The other adult industry plaintiffs are performers Kayden Kross and Logan Pierce.

"Overturning this law is something I feel very passionate about. I believe the industry's current testing system works well," Steven Hirsch, founder and co-chairman of Vivid, said in a written statement.

"Since 2004 over 300,000 explicit scenes have been filmed

with zero HIV transmission. The new law makes no sense and it imposes a government licensing regime on making films that are protected by the Constitution."

Cambria said that it will also force companies out to other counties and countries where there are no restrictions on the industry.

The adult-film industry has been contemplating filing suit since last November's election.

Named as defendants are the County of Los Angeles, District Attorney Jackie Lacey and Dr. Jonathan Fielding, director of the Los Angeles County Department of Public Health.

"The county has not yet had a chance to review the lawsuit in any detail, so we won't have a comment or reaction at this time," county spokesman David Sommers said in an email Friday.

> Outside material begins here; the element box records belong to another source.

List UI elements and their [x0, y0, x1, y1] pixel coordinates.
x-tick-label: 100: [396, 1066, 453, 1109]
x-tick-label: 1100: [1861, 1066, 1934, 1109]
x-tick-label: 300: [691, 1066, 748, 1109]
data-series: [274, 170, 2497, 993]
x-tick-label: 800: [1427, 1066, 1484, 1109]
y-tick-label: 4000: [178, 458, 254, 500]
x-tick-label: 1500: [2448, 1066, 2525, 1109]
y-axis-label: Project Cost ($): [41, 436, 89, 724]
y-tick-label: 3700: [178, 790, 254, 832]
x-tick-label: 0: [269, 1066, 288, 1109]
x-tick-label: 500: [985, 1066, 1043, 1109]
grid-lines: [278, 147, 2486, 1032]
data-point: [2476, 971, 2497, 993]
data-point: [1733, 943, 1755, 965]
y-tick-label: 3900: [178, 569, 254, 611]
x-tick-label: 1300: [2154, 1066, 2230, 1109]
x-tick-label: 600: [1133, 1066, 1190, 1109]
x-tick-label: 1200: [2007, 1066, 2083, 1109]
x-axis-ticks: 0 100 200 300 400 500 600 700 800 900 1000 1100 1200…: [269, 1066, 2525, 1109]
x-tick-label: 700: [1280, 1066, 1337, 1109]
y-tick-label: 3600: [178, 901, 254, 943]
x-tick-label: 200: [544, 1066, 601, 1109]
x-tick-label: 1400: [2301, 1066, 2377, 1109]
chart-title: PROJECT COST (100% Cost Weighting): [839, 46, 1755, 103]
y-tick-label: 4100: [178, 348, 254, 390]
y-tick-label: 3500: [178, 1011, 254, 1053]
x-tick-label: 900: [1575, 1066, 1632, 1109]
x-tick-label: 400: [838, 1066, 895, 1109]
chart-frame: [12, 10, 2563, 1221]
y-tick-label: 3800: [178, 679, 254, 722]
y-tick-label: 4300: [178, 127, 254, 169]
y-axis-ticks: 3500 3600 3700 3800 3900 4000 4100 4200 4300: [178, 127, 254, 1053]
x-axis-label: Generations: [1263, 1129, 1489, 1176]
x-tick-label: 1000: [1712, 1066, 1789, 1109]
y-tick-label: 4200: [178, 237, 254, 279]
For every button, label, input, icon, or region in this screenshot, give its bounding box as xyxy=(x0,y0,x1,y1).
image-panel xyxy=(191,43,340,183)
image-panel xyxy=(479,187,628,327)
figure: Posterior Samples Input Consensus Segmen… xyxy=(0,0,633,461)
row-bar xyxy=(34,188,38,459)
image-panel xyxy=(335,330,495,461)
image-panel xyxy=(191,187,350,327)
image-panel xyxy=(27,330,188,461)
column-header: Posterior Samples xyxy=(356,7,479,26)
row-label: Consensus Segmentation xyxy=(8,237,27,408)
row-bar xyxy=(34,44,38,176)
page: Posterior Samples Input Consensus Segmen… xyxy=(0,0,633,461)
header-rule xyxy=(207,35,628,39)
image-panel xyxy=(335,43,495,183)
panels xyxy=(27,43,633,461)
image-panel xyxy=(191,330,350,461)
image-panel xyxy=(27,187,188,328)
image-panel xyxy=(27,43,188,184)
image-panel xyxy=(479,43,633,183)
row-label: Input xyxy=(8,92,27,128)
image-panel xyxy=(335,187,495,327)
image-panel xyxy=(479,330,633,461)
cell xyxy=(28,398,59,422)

The push for Measure B was led by the AIDS Healthcare Foundation, which issued a statement Friday saying the measure is not directed at First Amendment rights but safety in a commercial enterprise.

"Their First Amendment claims will likely ring hollow with the court," Tom Myers, chief of public affairs and general counsel for the foundation, said in a statement.

"In non-adult films, we don't let people take chances that can harm themselves or others, with pyrotechnics, for example, just because they feel their creativity or expression would be stifled."

Cambria said he is now waiting for the county to respond to his clients' claims.

"We will try to bring this to a swift resolution and we hope in the next three to five months we can get a ruling on the merits," he said.